Gittin
hüzün kokulu bakışlar bırakarak
ardında
gidişin, yarama tuz basılmış acı
gidişin
karlı kış gecesi
gidişin
dağbaşı ıssızlığı
gidişin
çiçeksiz, renksiz
uğul uğul bir rüzgar başımda
ayazı kirpiklerime vuran
Gittin öyle apansız
hayaller birikti gözlerime ıpıslak
büyüdü gitgide yalnızlığım
yıldızlar da terketti burayı, ay küs
ardında yalnızca anılar kaldı
kırık dökük
boynu bükük anılar...
Yoksun işte
gözlerin yok
ellerin yok
kar yağıyor anılara
üşüyor hayat
yoksul bir kıyıda
seni beklemede kalbim hala
öylesine melûl, mahsun ve tenha
dudağımda titreyen şiirlerle
özlemin yağmur, yağmur
damla, damla gönlüme yağıyor
Her gece
ırmaklara salıyorum gözlerimi...
denizler ortasında,
kaybolmuş bir sandal gibi
binlerce kıyıya çarpa çarpa
öylesine yitik, öylesine çaresiz
öylesine perişan yaşıyorum…
Sen bu şehirde bulutlarla gittin
zifir geceydi,
yağmur yağıyordu
bütün sokaklar ağlıyordu
bütün duraklara düşlerim yağıyordu
gittin işte
gidiş o gidiş
bir daha dönmedin geri
yarısı sende kaldı kalbimin
yarısı bende ezgili..
ah! seher yeli
Bu yürek yara şimdi, bu hayal kırık
ömrüm sokaklarda bir yaprak artık
gelme, öyle yorgunum ki,
zemheri karlarını bekle
Gözlerimde sessiz bir gözyaşı
bekler öylesi dağ sevdalı
rüzgara hasret bir ince dal aşkına
Gülsem gül incinir
ağlasam dal
gelme, seni çok özledim
nisan yağmurlarını bekle
Ben ki,
unutulmuş bir gökyüzü masalıyım
uzak iklimlerin güz çiçeği
gözleri sürgün,
o hüzün bakışlı çocuğum hala
öylesine sessiz, öylesine dilsiz
ne analar kucaklıyor beni
ne de hasret kokan ıssız geceler
Bir gün tarih düşülürse
çizilirse aşkın miladı
yapraklar düşerse, kuşlar göçerse
ve sen dönersen
kilitlenirse gözlerim gözlerine
ellerin ellerime kilitlenirse
işte asıl o zaman ölürüm ben...
işte asıl o zaman ölür...
işte asıl o zaman…
işte asıl o...
Nuri CAN
www.sevgiport.com/nurican
Kayıt Tarihi : 7.11.2006 11:23:00
© Bu şiirin her türlü telif hakkı şairin kendisine ve / veya temsilcilerine aittir.

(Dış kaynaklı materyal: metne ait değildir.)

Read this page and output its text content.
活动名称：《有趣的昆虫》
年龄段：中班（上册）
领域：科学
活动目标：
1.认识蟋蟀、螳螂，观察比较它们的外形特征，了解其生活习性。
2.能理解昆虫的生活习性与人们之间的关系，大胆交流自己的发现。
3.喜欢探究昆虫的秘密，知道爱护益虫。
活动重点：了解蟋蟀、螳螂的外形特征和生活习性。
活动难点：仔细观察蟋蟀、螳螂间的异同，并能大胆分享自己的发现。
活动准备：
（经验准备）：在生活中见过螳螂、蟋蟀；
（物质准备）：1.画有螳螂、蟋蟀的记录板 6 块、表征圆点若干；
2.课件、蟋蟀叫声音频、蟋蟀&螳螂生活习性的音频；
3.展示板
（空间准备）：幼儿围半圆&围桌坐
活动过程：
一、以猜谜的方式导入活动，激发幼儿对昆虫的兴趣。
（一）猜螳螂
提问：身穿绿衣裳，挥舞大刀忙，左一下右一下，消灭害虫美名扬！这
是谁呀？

açılımını yaşmış şairimiz...memnun oldum okumaktan...uzaklara selamlar:)
'Yoksun işte
gözlerin yok
ellerin yok
kar yağıyor anılara
üşüyor hayat'
dizeleriyle sevgilinin gözlerinin, ellerinin ısıtması, yaşama canlılık vermesi anlatılıyor. ve her anımsayışta yaşamın (hayatın) üşümesi bundan sanırım.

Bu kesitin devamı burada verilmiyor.